When I see myself trading any "size" that is great enough that the possibility of a loss seems reckless, a responsibility factor kicks in. Maybe what I struggle with is not "fear", but a sense of responsibility. Something that occured to me as I was walking through the grocery store parking lot this morning...
I posted recently, it was not money, but a feeling I was looking for. I was previously very responsible, ridiculously dependable, and to trade within that realm is a difficult concept at first. Whilte I often tease myself with the "potential" of trading greater size, deep inside I question the practicality of that. Trading 1-3 contracts against the equity backing I use, it would really be hard to get hurt. Sure, sometimes the results are slower than I would like, and of course I can't help but imagine what things would be like if I really pushed my limits of leverage... I bled out at that rate...
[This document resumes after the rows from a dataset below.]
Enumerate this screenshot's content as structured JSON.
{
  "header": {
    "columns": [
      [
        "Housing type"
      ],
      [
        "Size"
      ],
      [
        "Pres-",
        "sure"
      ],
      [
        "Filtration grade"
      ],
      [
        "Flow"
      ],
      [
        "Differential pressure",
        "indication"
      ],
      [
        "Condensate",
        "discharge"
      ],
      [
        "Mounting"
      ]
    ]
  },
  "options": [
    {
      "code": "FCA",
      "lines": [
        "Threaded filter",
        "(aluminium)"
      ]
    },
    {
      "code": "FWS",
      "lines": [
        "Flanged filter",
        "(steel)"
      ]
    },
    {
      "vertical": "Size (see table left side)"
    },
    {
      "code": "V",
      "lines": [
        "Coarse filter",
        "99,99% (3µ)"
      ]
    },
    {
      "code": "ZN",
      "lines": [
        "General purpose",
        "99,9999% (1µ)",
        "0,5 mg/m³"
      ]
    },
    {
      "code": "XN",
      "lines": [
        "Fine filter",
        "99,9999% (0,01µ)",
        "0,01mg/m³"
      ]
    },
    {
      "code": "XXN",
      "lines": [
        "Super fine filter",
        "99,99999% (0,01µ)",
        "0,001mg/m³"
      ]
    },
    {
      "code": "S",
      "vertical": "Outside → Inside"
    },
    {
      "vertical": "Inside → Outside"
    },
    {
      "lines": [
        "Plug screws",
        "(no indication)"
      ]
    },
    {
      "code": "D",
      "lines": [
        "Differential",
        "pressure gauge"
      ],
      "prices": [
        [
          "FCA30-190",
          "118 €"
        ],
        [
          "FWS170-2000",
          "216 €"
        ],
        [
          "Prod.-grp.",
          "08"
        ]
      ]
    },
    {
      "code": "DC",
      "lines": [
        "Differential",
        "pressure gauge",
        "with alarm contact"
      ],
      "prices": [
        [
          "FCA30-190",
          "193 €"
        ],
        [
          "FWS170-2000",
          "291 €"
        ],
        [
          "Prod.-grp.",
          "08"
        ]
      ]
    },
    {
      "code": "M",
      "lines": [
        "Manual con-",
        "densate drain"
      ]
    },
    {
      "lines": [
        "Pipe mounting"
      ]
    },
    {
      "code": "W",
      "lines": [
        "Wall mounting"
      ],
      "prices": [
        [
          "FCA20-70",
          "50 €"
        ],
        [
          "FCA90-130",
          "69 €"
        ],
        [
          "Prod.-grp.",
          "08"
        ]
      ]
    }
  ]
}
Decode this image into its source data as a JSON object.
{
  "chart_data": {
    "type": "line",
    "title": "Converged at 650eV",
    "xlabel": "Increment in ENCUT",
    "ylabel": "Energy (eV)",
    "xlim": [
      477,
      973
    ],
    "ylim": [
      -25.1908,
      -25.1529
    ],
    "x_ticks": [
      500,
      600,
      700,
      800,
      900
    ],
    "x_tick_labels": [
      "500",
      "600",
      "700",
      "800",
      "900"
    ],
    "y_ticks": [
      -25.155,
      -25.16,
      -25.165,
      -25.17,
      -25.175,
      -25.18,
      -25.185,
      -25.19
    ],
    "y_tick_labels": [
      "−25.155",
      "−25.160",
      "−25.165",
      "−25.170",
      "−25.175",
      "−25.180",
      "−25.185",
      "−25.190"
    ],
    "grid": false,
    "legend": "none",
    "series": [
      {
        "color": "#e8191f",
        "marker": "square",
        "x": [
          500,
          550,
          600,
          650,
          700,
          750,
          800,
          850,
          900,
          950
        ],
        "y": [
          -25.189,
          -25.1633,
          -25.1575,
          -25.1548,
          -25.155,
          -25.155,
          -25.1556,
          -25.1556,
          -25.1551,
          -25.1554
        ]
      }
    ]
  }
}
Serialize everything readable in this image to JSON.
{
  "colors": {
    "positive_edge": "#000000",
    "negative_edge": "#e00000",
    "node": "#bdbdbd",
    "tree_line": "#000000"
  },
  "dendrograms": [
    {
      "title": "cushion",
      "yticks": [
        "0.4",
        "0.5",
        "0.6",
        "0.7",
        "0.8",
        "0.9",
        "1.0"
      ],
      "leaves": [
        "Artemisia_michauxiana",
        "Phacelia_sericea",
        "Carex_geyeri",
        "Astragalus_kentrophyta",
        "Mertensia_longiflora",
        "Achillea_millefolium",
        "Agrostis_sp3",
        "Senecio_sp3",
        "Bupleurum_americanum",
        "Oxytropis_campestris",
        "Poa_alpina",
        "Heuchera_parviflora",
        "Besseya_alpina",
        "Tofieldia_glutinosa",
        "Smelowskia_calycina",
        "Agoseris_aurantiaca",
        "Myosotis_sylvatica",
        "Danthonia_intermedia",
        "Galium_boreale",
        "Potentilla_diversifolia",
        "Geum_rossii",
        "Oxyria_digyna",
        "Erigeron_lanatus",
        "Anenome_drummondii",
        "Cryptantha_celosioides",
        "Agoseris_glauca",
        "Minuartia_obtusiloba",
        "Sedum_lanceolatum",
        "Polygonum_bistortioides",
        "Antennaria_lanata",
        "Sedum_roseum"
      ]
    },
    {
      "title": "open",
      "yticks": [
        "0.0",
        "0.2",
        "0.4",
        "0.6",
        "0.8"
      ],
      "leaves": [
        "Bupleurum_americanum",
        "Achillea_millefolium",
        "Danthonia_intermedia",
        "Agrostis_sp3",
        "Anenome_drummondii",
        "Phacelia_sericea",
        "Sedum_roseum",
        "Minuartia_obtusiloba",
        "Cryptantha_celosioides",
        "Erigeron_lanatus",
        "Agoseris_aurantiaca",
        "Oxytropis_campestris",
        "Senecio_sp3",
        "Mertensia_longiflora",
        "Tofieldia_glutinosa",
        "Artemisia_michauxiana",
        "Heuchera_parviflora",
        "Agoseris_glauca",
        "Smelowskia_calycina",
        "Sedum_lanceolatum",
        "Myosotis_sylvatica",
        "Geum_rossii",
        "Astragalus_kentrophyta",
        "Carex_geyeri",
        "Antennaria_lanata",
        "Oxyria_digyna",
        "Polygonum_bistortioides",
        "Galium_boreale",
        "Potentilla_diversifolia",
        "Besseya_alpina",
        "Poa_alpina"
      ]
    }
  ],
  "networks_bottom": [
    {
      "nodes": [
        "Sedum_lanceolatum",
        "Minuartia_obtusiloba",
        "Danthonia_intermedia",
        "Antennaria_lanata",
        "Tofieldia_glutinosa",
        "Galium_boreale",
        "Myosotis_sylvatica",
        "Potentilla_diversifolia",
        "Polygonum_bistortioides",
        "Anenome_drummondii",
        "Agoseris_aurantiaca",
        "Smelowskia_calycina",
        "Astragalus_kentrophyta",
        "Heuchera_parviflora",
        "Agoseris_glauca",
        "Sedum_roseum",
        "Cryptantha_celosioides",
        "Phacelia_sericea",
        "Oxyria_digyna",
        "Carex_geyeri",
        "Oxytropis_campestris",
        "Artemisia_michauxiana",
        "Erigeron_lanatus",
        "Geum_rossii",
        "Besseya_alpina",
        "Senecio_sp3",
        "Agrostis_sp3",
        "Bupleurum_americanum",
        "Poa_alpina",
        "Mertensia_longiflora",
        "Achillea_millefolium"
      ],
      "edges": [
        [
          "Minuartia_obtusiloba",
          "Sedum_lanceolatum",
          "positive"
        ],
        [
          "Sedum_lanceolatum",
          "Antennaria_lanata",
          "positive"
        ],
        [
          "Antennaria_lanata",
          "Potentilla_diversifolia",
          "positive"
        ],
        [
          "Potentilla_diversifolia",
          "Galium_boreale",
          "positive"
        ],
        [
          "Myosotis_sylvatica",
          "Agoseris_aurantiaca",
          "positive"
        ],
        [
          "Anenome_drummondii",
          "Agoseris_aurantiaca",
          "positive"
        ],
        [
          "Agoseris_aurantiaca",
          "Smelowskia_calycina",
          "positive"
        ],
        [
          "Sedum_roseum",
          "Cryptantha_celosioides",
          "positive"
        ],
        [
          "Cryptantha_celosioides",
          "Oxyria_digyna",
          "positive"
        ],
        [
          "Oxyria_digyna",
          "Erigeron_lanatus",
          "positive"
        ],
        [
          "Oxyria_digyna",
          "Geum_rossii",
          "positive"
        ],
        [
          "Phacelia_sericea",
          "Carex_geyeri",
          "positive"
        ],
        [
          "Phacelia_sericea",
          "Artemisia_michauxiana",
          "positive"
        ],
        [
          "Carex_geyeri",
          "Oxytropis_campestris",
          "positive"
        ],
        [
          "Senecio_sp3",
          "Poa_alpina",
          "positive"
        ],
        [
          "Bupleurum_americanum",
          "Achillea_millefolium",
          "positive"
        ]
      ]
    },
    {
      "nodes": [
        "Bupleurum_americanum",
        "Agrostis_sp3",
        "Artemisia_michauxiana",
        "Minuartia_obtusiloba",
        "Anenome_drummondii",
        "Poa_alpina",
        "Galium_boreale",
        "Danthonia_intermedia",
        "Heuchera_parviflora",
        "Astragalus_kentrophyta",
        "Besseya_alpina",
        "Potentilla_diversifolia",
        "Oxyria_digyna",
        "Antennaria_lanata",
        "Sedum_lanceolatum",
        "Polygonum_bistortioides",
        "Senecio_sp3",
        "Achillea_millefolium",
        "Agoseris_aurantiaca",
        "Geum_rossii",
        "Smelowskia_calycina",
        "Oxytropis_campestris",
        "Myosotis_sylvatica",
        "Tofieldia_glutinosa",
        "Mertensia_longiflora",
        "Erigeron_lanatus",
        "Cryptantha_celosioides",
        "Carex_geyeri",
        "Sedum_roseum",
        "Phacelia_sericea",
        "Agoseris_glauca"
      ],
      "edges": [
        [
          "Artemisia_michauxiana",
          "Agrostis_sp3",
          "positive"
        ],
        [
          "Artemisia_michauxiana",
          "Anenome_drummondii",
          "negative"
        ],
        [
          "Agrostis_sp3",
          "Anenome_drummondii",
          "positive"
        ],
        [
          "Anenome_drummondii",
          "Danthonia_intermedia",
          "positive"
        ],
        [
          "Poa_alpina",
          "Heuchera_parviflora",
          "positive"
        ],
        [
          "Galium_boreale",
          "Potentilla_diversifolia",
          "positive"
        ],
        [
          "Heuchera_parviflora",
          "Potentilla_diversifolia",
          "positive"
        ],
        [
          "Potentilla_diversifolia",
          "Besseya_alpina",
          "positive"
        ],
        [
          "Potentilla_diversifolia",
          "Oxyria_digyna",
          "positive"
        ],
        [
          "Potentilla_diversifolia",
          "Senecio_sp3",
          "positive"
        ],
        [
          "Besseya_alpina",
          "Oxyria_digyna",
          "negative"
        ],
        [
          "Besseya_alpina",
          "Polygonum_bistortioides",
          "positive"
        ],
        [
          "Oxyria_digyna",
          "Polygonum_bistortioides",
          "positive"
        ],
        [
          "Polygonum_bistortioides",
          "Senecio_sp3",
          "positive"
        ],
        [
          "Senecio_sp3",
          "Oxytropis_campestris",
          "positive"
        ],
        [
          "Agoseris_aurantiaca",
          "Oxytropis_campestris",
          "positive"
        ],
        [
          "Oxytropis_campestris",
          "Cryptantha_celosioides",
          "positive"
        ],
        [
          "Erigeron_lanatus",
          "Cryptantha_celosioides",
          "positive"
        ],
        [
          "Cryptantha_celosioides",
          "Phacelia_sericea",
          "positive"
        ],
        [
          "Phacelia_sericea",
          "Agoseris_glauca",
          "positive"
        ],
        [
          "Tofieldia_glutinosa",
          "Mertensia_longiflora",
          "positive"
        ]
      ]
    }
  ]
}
Accumulating trading profits a few hundred dolars at a time can feel like nothing is really happening. But something is happening. I am feeling good about my trading, better than at any time in the past. It may be slow, and tedious, but the feeling has shifted from being a hopeless student, to being a clumsy competitor, to being hesitantly proficient, to becoming qualified to be responsible for the growth of our account. I can see where being responsible may at some point mean taking a larger position, I am just not to a point where I can determine the difference between that and something else yet.
Meanwhile, I know that 1-2 contracts cannot hurt me, that percentage wise, even that small can have a considerable effect, over time... and that I am the process of trading for completely different reasons than what motivated me to get started in the first place. I guess I enjoy being responsible. Not that it is exciting, but it feels like the right thing to do.
While I did get in over my head eventually in real estate, I did not get to where I was by doing so. I just chunked out profits a few thousand at a time, over and over and over. Until one day I had enough to do big deals. And when I started doing them, the same system kept working. Until one day it didn't. I was doing something very similar to leveraging up, taking the equity I had and using it to borrow larger sums. Had I stayed smaller, the value collapse could not have really hurt me that much.
I may fantasize about trading for big money on a daily basis, but the loss that might be realized is not worth it to me. And when I do take a loss at anything greater than my comfort level, it is not the money I feel is lost, it is the responsibility I feel I betrayed.
Patience, wisdom, responsibility. And having fun with it.